La merveille de ces petits déjeuners, c’étaient les gueurlettes, déformation de grelettes, de grillettes - qui a donné aussi rillettes, si importantes en ce pays qu’on en mangeait au goûter, en alternance avec le fromage de chèvre. Gueurlettes dorées à point, immenses tartines grillées devant le feu, parfumées et fondantes ! Aucun grille-pain électrique ne peut faire une chose aussi exquise.

Quand la vaisselle était faite, en été, on laissait mourir le feu, gardant la braise allumée pour le repas – en fait, pour les repas de la journée. Car on faisait cuire pour midi une vaste marmite de légumes, avec beaucoup de pommes de terre pour le déjeuner, le reste étant la soupe pour le soir.

En hiver, c’était différent. Le feu restait allumé dans la cheminée. Mais comme la porte était sans cesse ouverte pour chercher de l’eau au puits, du bois dans la grange ou pour toute autre raison, c’était chaque fois un courant d’air glacé qui était aspiré par le grand feu de bois. Si bien qu’il fallait supporter de geler par-derrière et de griller par-devant !

Mais le soir, une fois les grands volets fermés, la maison gardait bien sa chaleur, et qu’il y faisait bon ! Pour le repas, la suspension à pétrole était allumée. Mais pour la veillée, les flammes du feu suffisaient. Nous tirions les chaises autour de l’âtre et tout était paisible. Je regardais avec un peu d’inquiétude les ombres danser au plafond. Juste assez de frayeur pour apprécier davantage la sécurité d’un foyer heureux. Sous l’autorité tranquille de grand-mère et la protection attentive de grand-père, je n’avais rien à craindre !

Le seul moment délicat était quand il s’agissait de sortir du cercle de lumière et de chaleur pour aller me coucher. Il fallait plonger dans l’obscurité et le froid de l’escalier, bougie à la main.

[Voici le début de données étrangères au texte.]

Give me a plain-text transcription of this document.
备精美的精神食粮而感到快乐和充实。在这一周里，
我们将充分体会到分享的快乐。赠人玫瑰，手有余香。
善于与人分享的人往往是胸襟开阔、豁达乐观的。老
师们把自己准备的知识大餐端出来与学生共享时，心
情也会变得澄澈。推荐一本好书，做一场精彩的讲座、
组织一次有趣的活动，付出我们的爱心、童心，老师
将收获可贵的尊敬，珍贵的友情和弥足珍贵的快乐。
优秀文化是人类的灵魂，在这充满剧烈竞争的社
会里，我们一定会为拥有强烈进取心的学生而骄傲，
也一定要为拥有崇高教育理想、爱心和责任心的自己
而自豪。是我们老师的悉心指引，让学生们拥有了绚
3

Les bougeoirs étaient alignés sur la cheminée, chacun prenait le sien. Mais il fallait monter doucement : un geste trop vif, et le bougie s’éteignait. Il n’y avait plus qu’à redescendre à tâtons pour la rallumer ! Dans la chambre, je retrouvais la chaleur. Un simple parquet me séparait de la salle, il était tiède sous mes pieds nus. J’entendais le brouhaha des voix familières. Rien à craindre. Je n’avais qu’à souffler la bougie et escalader le lit. Quel lit ! Si haut avec son gros sommier et ses deux couettes de plume (Couette, cela se prononçait couatte, comme femme se prononce famme)(1). La mode en est revenue. Mais en ce temps-là on se couchait dessus, et on y faisait son trou. Plus question de bouger jusqu’au matin ! Les draps étaient un peu rugueux, en grosse toile de lin tissée à la main par l’aïeule. Comme couverture, un couvre-pieds piqué, garni de duvet, et encore un gros édredon. Vous comprenez sans peine qu’il était difficile de sortir de tant de douceur dans le froid du matin, et qu’il fallait bien, pour me décider, tous les bruits familiers des apprêts d’un délicieux petit déjeuner.

 

(1)   Ou plutôt, comme poêle se prononce pouale, et moëlle moualle

 

 

 

LES TRAVAUX ET LES JEUX, AU FIL DES SAISONS

 

La partie gauche de la maison, et l’écurie. Le petit trottoir existe toujours

 

 

Travail ou jeu, n’était-ce pas la même chose ? Tout n’est-il pas source de rires et de bonheur quand rien ne vient troubler la sérénité des jours ?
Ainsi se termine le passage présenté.